From the answer sheet I know the answer is k = 7

Homework Equations

I believe I need these two but I'm not certain:

Dot-product: v*w = v1w1 + v2w2 + ... vdwd
cos θ = v*w / ||v|| * ||w||

The Attempt at a Solution

[STRIKE]Because θ = arccos(v*w / ||v|| * ||w||) = the angle between two vectors. θ should be 90 = perpendicular.

90 = arccos ((4 * 5 + 1 * 1 + k * -3) / √(4²+1²+k²) * √(5²+1²+(-3)²)) =
90 = arccos (21-3k / √(17+k²) * √35)

90 = arccos(21-3k / √(17+k²) * √35)[/STRIKE]

cos(90) = 0 = perpendicular

$\frac{21-3k}{\sqrt{17+k²} * \sqrt{35}} = 0$

what would be the easiest way to get to k = 7 ?

 

[HallsofIvy]

What you need is that cos(90)= 0! So that two vectors are perpendicular if and only if their dot product is 0.

 

[discy]

ok. so let me reform:

(21-3k) / √(17+k²) * √35 = 0

$\frac{21-3k}{\sqrt{17+k²} * \sqrt{35}} = 0$

what would be the easiest way to get to k = 7? (when I put 7 as k I get zero, so the equation is correct)

 

[HallsofIvy]

If you already knew that the dot product is 21- 3k, why even use that denominator?

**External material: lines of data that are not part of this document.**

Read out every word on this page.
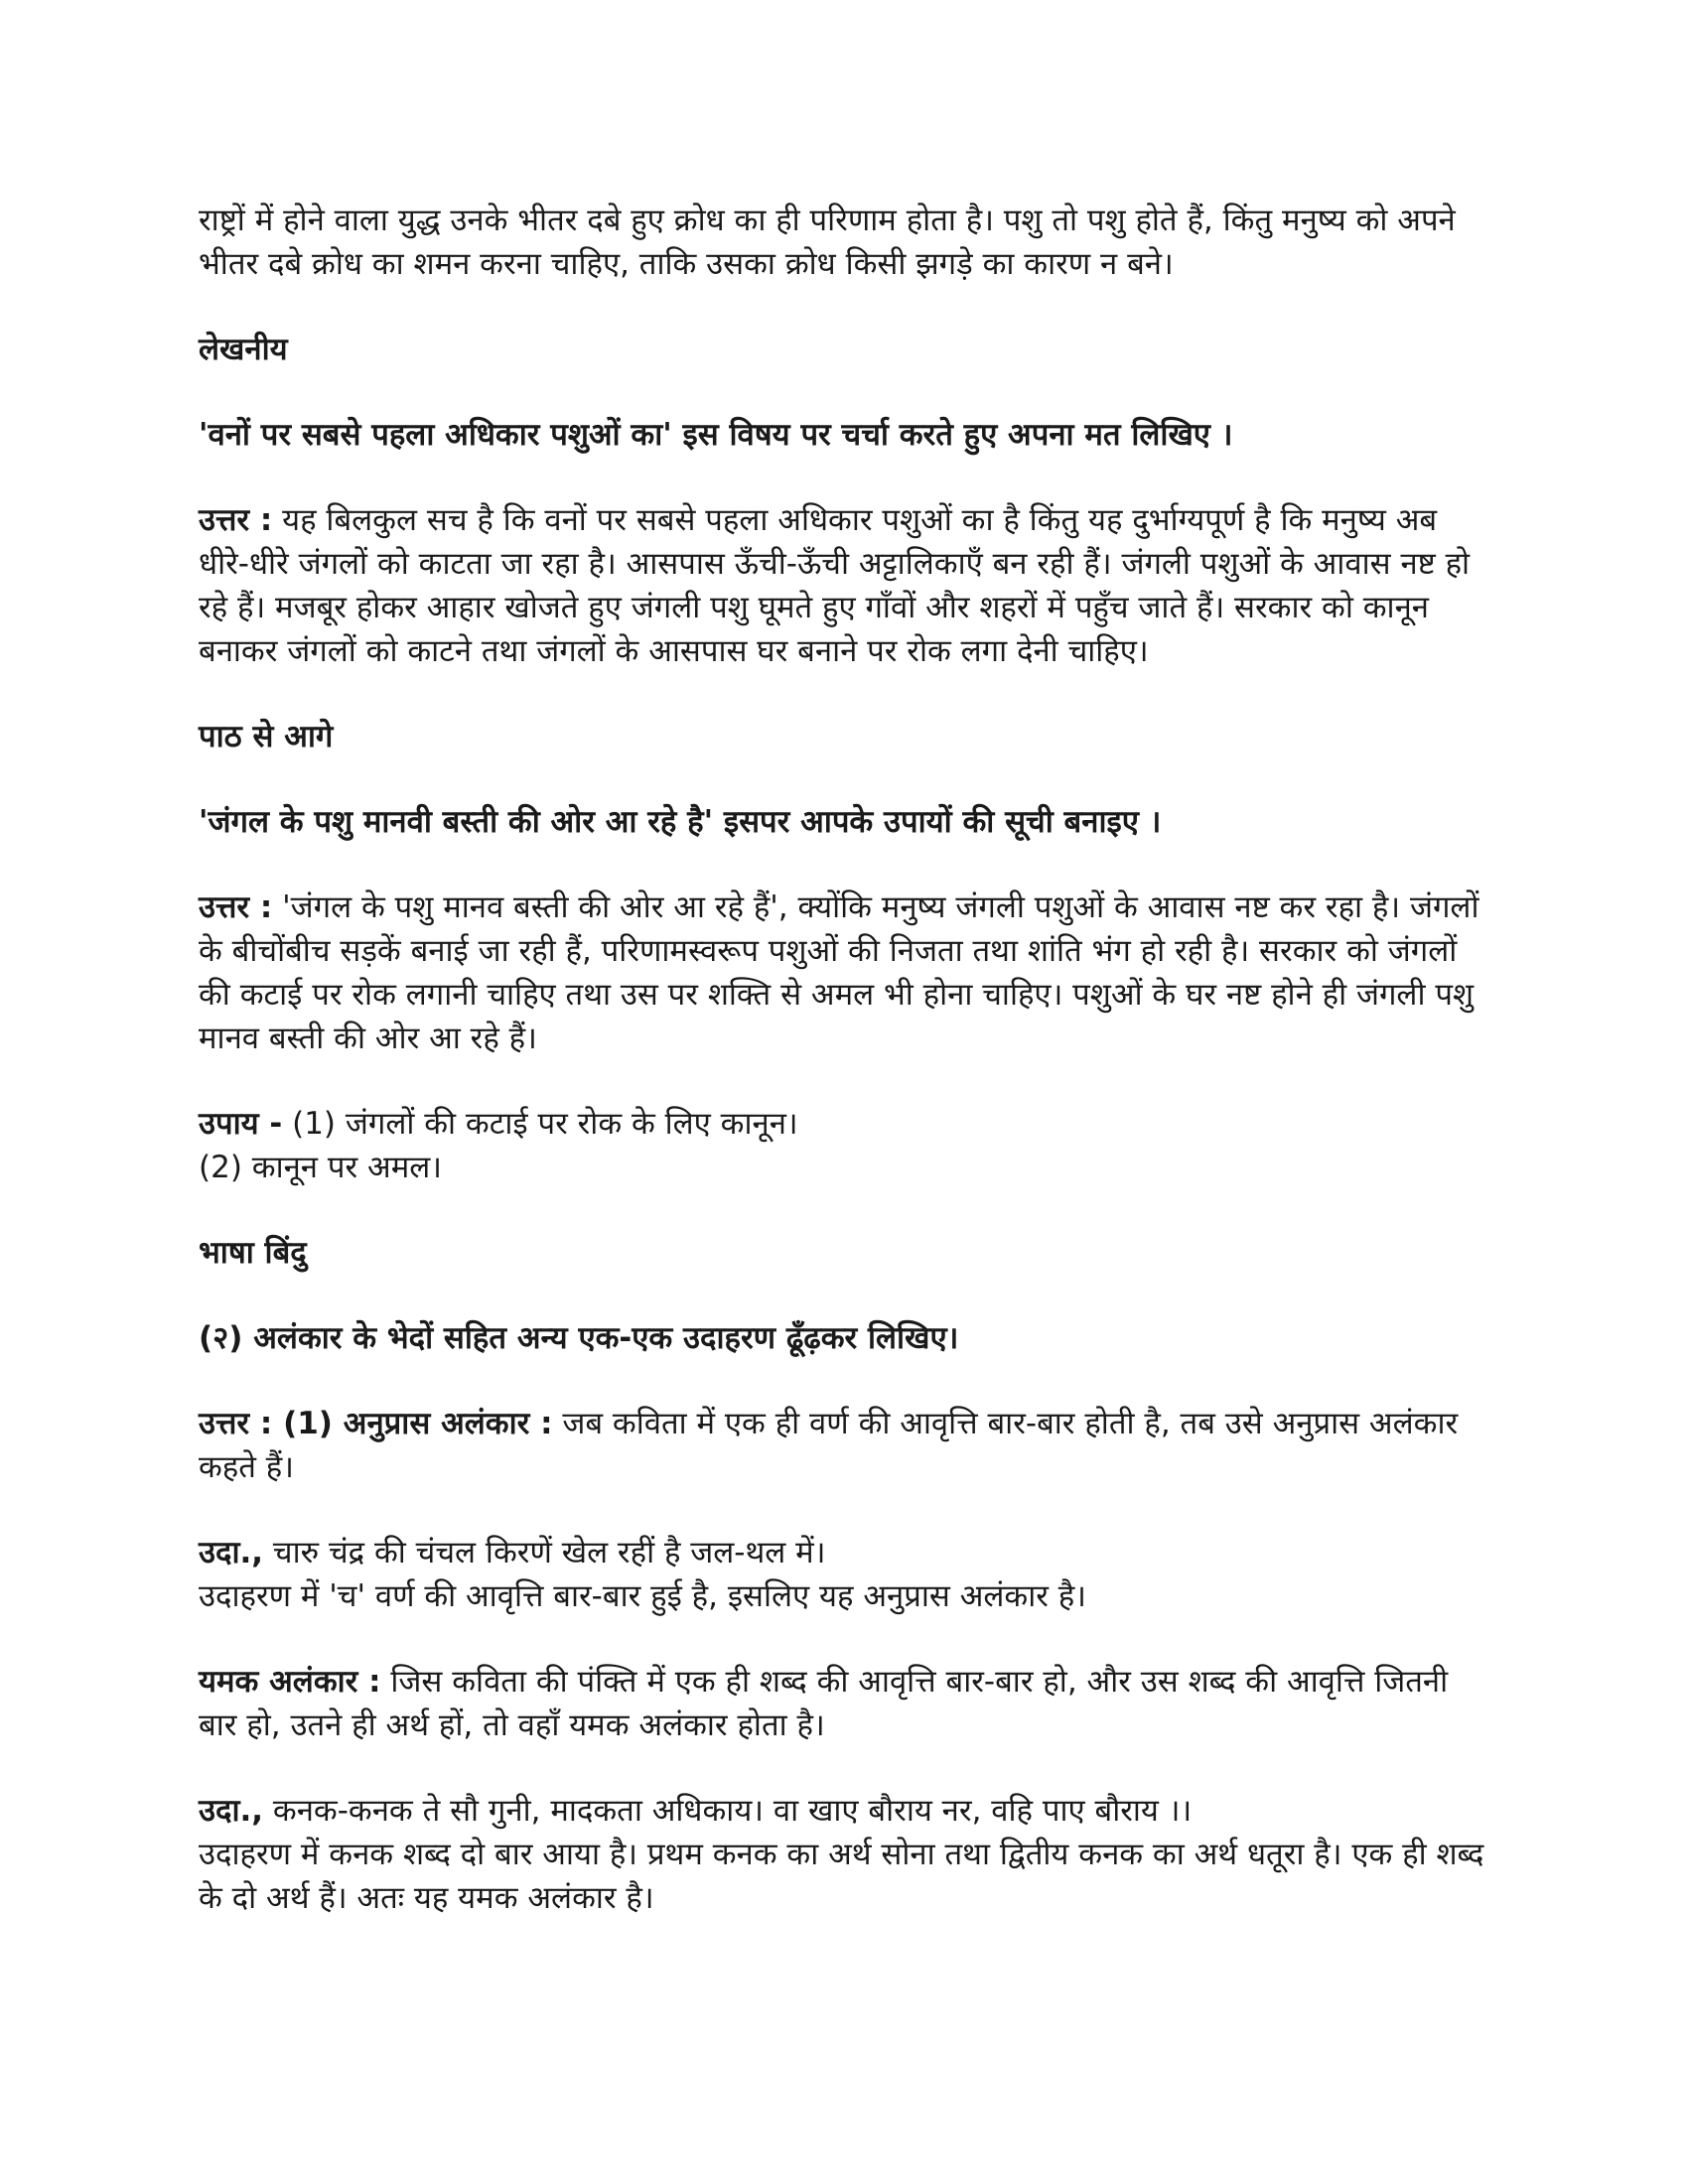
राष्ट्रों में होने वाला युद्ध उनके भीतर दबे हुए क्रोध का ही परिणाम होता है। पशु तो पशु होते हैं, किंतु मनुष्य को अपने भीतर दबे क्रोध का शमन करना चाहिए, ताकि उसका क्रोध किसी झगड़े का कारण न बने।

लेखनीय

'वनों पर सबसे पहला अधिकार पशुओं का' इस विषय पर चर्चा करते हुए अपना मत लिखिए ।

उत्तर : यह बिलकुल सच है कि वनों पर सबसे पहला अधिकार पशुओं का है किंतु यह दुर्भाग्यपूर्ण है कि मनुष्य अब धीरे-धीरे जंगलों को काटता जा रहा है। आसपास ऊँची-ऊँची अट्टालिकाएँ बन रही हैं। जंगली पशुओं के आवास नष्ट हो रहे हैं। मजबूर होकर आहार खोजते हुए जंगली पशु घूमते हुए गाँवों और शहरों में पहुँच जाते हैं। सरकार को कानून बनाकर जंगलों को काटने तथा जंगलों के आसपास घर बनाने पर रोक लगा देनी चाहिए।

पाठ से आगे

'जंगल के पशु मानवी बस्ती की ओर आ रहे है' इसपर आपके उपायों की सूची बनाइए ।

उत्तर : 'जंगल के पशु मानव बस्ती की ओर आ रहे हैं', क्योंकि मनुष्य जंगली पशुओं के आवास नष्ट कर रहा है। जंगलों के बीचोंबीच सड़कें बनाई जा रही हैं, परिणामस्वरूप पशुओं की निजता तथा शांति भंग हो रही है। सरकार को जंगलों की कटाई पर रोक लगानी चाहिए तथा उस पर शक्ति से अमल भी होना चाहिए। पशुओं के घर नष्ट होने ही जंगली पशु मानव बस्ती की ओर आ रहे हैं।

उपाय - (1) जंगलों की कटाई पर रोक के लिए कानून।
(2) कानून पर अमल।

भाषा बिंदु

(२) अलंकार के भेदों सहित अन्य एक-एक उदाहरण ढूँढ़कर लिखिए।

उत्तर : (1) अनुप्रास अलंकार : जब कविता में एक ही वर्ण की आवृत्ति बार-बार होती है, तब उसे अनुप्रास अलंकार कहते हैं।

उदा., चारु चंद्र की चंचल किरणें खेल रहीं है जल-थल में।
उदाहरण में 'च' वर्ण की आवृत्ति बार-बार हुई है, इसलिए यह अनुप्रास अलंकार है।

यमक अलंकार : जिस कविता की पंक्ति में एक ही शब्द की आवृत्ति बार-बार हो, और उस शब्द की आवृत्ति जितनी बार हो, उतने ही अर्थ हों, तो वहाँ यमक अलंकार होता है।

उदा., कनक-कनक ते सौ गुनी, मादकता अधिकाय। वा खाए बौराय नर, वहि पाए बौराय ।।
उदाहरण में कनक शब्द दो बार आया है। प्रथम कनक का अर्थ सोना तथा द्वितीय कनक का अर्थ धतूरा है। एक ही शब्द के दो अर्थ हैं। अतः यह यमक अलंकार है।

The two vectors are perpendicular if and only if their dot product, 21- 3k= 0. Solve that for k?

 

[discy]

[STRIKE]Ow yeah. I'm being stupid.[/STRIKE]

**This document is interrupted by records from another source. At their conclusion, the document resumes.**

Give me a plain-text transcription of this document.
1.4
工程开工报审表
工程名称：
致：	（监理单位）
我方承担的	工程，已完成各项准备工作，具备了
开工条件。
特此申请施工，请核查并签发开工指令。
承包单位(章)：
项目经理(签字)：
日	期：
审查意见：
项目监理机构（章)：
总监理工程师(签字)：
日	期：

And if two vectors are parallel? [STRIKE]then the angle is, I suppose 180 degrees? What equation would I need to solve in that case?

(i'm sorry, my teacher is very unclear about these things, he puts questions on his sheets but doesn't always give the answers during class)[/STRIKE]

edit: cross-product = 0